Aliasing distortion causes phase cancelation to our high frequencies, which subtly reduces loudness by attenuating important high-frequency ranges, and by lowering the overall level through destructive interference.
Let’s take a listen to high latency linear phase processing since its effect is more pronounced, and notice how higher latency settings negatively impact the dynamics and high-frequency transients.
Since YouTube, Spotify, and other services normalize audio to roughly -14 LUFS, many engineers make the mistake of mastering to -14 LUFS - something I’ve been guilty of myself. In truth, if you master to a little above this loudness, your track will still sound louder than -14 LUFS tracks, even after normalization.
Granted, if you destroy your dynamics as we covered in chapter 1, it’s not going to sound louder, but if you use upward processing and thoughtful limiting to get to -10 or -9, the quieter parts you push to the forefront will make a difference.
To show this, I’m going to play a track mastered to -14 LUFS, and then one mastered to -10 or -9 LUFS, but normalized to -14 LUFS, and we should be able to hear a difference.
If I’m trying to make a loud master, I often separate my signal into left and right channels on which I can insert limiters with identical settings. This way, each limiter is only causing attenuation when the individual channel is crossing the threshold - this is similar to delinking channels.

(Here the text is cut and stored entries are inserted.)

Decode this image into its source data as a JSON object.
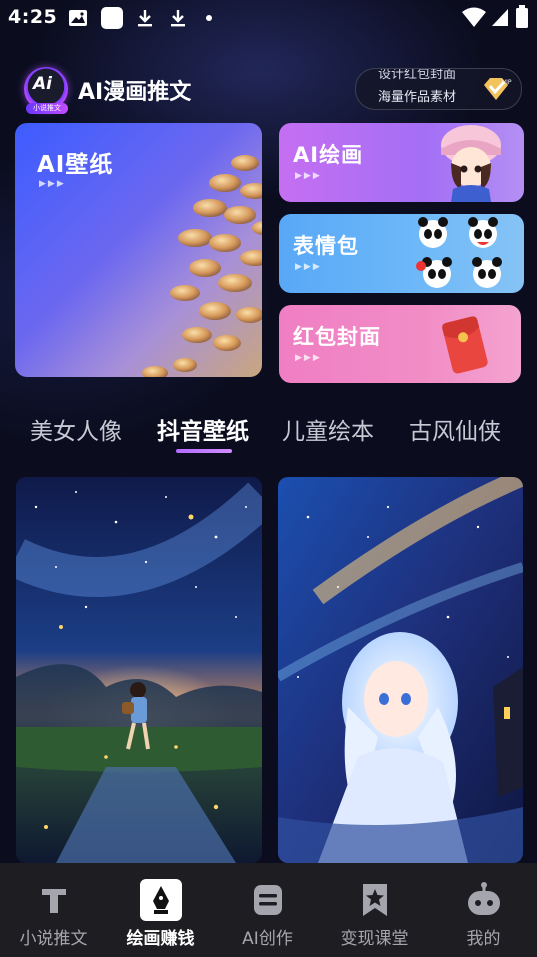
{
  "status_bar": {
    "time": "4:25",
    "left_icons": [
      "image-icon",
      "app-square-icon",
      "download-icon",
      "download-icon",
      "dot-icon"
    ],
    "right_icons": [
      "wifi-icon",
      "signal-icon",
      "battery-icon"
    ]
  },
  "header": {
    "logo_text": "Ai",
    "logo_tag": "小说推文",
    "title": "AI漫画推文",
    "vip_line1": "设计红包封面",
    "vip_line2": "海量作品素材",
    "vip_badge": "VIP"
  },
  "features": {
    "wallpaper": {
      "label": "AI壁纸",
      "arrows": "▶▶▶"
    },
    "painting": {
      "label": "AI绘画",
      "arrows": "▶▶▶"
    },
    "emoji": {
      "label": "表情包",
      "arrows": "▶▶▶"
    },
    "red_packet": {
      "label": "红包封面",
      "arrows": "▶▶▶"
    }
  },
  "tabs": [
    {
      "label": "美女人像",
      "active": false
    },
    {
      "label": "抖音壁纸",
      "active": true
    },
    {
      "label": "儿童绘本",
      "active": false
    },
    {
      "label": "古风仙侠",
      "active": false
    }
  ],
  "gallery": [
    {
      "subject": "girl walking under starry sky"
    },
    {
      "subject": "white-haired anime girl under starry sky"
    }
  ],
  "bottom_nav": [
    {
      "label": "小说推文",
      "icon": "text-t-icon",
      "active": false
    },
    {
      "label": "绘画赚钱",
      "icon": "pen-nib-icon",
      "active": true
    },
    {
      "label": "AI创作",
      "icon": "ai-creation-icon",
      "active": false
    },
    {
      "label": "变现课堂",
      "icon": "bookmark-star-icon",
      "active": false
    },
    {
      "label": "我的",
      "icon": "robot-profile-icon",
      "active": false
    }
  ],
  "colors": {
    "background": "#0b0d1f",
    "tab_indicator": "#b46cff",
    "nav_background": "#1e1e22"
  }
}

With this setup, I find I’m able to push the signal to a much higher level and still avoid aggressive attenuation. This is especially true with this Oxford limiter in particular, where I can use the enhance function to amplify quieter details in addition to peak-down limiting.
Let’s take a listen.
Aside from using limiters too aggressively when trying to make a loud master, another big mistake is using lookahead - this will cause the limiter to capture peaks early, in turn attenuating transients and reducing important dynamic high frequencies. Just as importantly, avoid true-peak limiting.
This also reduces the impact of transients, causing the master to sound quieter. Instead, monitor true peaks and use oversampling, as well as a slightly lowered output to avoid them.
Let’s listen to a limiter being used with true peak limiting enabled, and notice how it negatively impacts our transients.
Last up, let’s look at how we can use clipping to increase a master’s loudness - in short, clipping causes a form of high-frequency noise to be added whenever the threshold is crossed. This acts a little like an exciter in that it’s adding high-frequency content to transients.
This makes the master sound brighter overall, and also, somewhat counter-intuitively helps us retain transients since the added noise makes them easier to identify.
Let’s listen to how clipping creates a louder master, and pay attention to how the transients still sound bright and present when they cross the clipper’s threshold.